The temperature data looks promising.While I’m not ready to declare the hoop house experiment a total success – it’s only been a week since I finished it – I am encouraged by the data so far.
To recap, this project grew out of frustration with the small poly tunnel or “hoop house” I constructed to extend my growing season. Despite my best efforts at ventilation, on sunny days, inside the hoop house registered a full 30 degrees hotter than the outside temp. Then at night the temperature dropped precipitously to what ever the outside temp was. The result was that the temperature swings inside were often so drastic that my plants were more stressed out than if I’d simply planted them outside with row covers.
I began to research to see if I could retrofit my hoop house to perform better in the spring and fall. The most promising idea I found were several farmers who had added a second layer of plastic to their hoop houses. This second layer was inflated and separated from the first by means of blowers. This added a layer of insulating air to hold heat in and buffer temperature swings.
in addition, it became clear that I needed more thermal mass in the hoop house. I had added three 55 gallon plastic drums but it was obvious I needed more to stabilize the temperature.
I was unhappy with the blower idea for separating the plastic as it required a source of electricity. As hoop houses are often found some distance from houses, electricity is sometimes not availeable. Then there is the problem of what to do when the power goes out.
In the end, I decided to simply replicate the welded wire armature and build a second greenhouse over the first. Thus I literally built two greenhouses, one inside the other.
I then added about 100 gallons of water – in black milk jugs – and two layers of terra-cotta tiles to serve as work space.
After one miserable cold rainy week the data I collected was as follows:
Average daily outdoor temperature: 45.1 degrees F
Average daily indoor temperature: 51.8 degrees F
Thus the average temperature was 6.7 degrees warmer inside the hoop house.
Even more promising for me, the inside morning temperature at sunrise was always at least two degrees warmer than outside meaning that the hoop house had retained at least some of the heat it had gained from the sun the day before.
while two degrees might not sound like much, to a seedling, the difference between 32 degrees (freezing) and 34 degrees can be huge.
As I said, while I have yet to see how the hoop house performs under more extreme conditions – like an unseasonal week of freezing temps or a week of bright sun – the fact that I have achieved stable inside temperature and warmer temperatures in the morning even after a night time temp in the thirties is very encouraging.
I would have to say this project was a worthwhile experiment.
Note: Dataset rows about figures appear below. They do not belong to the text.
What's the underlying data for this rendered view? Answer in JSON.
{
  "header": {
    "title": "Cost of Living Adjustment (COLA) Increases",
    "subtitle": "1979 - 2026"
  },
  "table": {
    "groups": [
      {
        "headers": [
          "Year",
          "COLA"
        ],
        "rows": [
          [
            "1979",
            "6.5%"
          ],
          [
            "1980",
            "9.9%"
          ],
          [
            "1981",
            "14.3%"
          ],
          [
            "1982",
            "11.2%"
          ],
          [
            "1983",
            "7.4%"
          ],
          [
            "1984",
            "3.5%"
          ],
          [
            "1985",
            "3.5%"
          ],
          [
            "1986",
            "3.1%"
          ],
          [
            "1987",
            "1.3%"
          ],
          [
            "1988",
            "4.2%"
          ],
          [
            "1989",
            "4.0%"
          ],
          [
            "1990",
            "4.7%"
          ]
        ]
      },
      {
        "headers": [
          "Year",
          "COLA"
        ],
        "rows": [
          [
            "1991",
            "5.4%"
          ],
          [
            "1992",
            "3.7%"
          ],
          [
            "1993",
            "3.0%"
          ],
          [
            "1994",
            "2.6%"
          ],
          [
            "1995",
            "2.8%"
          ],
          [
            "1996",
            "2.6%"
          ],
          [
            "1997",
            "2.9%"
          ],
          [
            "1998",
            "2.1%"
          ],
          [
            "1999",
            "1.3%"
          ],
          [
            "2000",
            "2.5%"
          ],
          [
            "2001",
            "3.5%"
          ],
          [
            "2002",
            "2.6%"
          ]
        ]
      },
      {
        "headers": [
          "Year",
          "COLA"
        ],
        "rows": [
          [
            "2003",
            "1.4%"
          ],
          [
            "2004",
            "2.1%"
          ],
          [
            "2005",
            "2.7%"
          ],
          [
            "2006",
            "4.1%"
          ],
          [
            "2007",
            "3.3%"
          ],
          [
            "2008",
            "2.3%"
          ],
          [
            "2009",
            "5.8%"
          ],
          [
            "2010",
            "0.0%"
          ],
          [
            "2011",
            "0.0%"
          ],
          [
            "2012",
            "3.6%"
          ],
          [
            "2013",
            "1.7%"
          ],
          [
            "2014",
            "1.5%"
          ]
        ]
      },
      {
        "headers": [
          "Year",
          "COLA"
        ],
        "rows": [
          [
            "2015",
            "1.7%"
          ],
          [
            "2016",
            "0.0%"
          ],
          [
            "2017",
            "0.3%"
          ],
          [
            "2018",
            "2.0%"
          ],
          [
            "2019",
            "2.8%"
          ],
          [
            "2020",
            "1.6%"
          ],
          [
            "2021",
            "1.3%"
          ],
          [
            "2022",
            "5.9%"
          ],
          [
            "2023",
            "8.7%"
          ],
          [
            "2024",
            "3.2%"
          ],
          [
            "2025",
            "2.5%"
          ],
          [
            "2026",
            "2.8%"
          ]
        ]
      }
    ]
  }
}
While the cost was literally double what the first hoop house cost, it still wasn’t that expensive given that many of the materials for the retrofit – like that of the original structure – were salvaged from other projects.
The amount of work involved in retro fitting the hoop house, however, was considerable. I literally had to deconstruct the original structure and then build two in its place. Thus in terms of time it was not truly cost effective.
In conclusion, were I to build another such structure dedicated to growing plants in cold or hot weather, I think I would build a single structure that would incorporate insulation and thermal mass as part of the structure rather than having to retro fit it.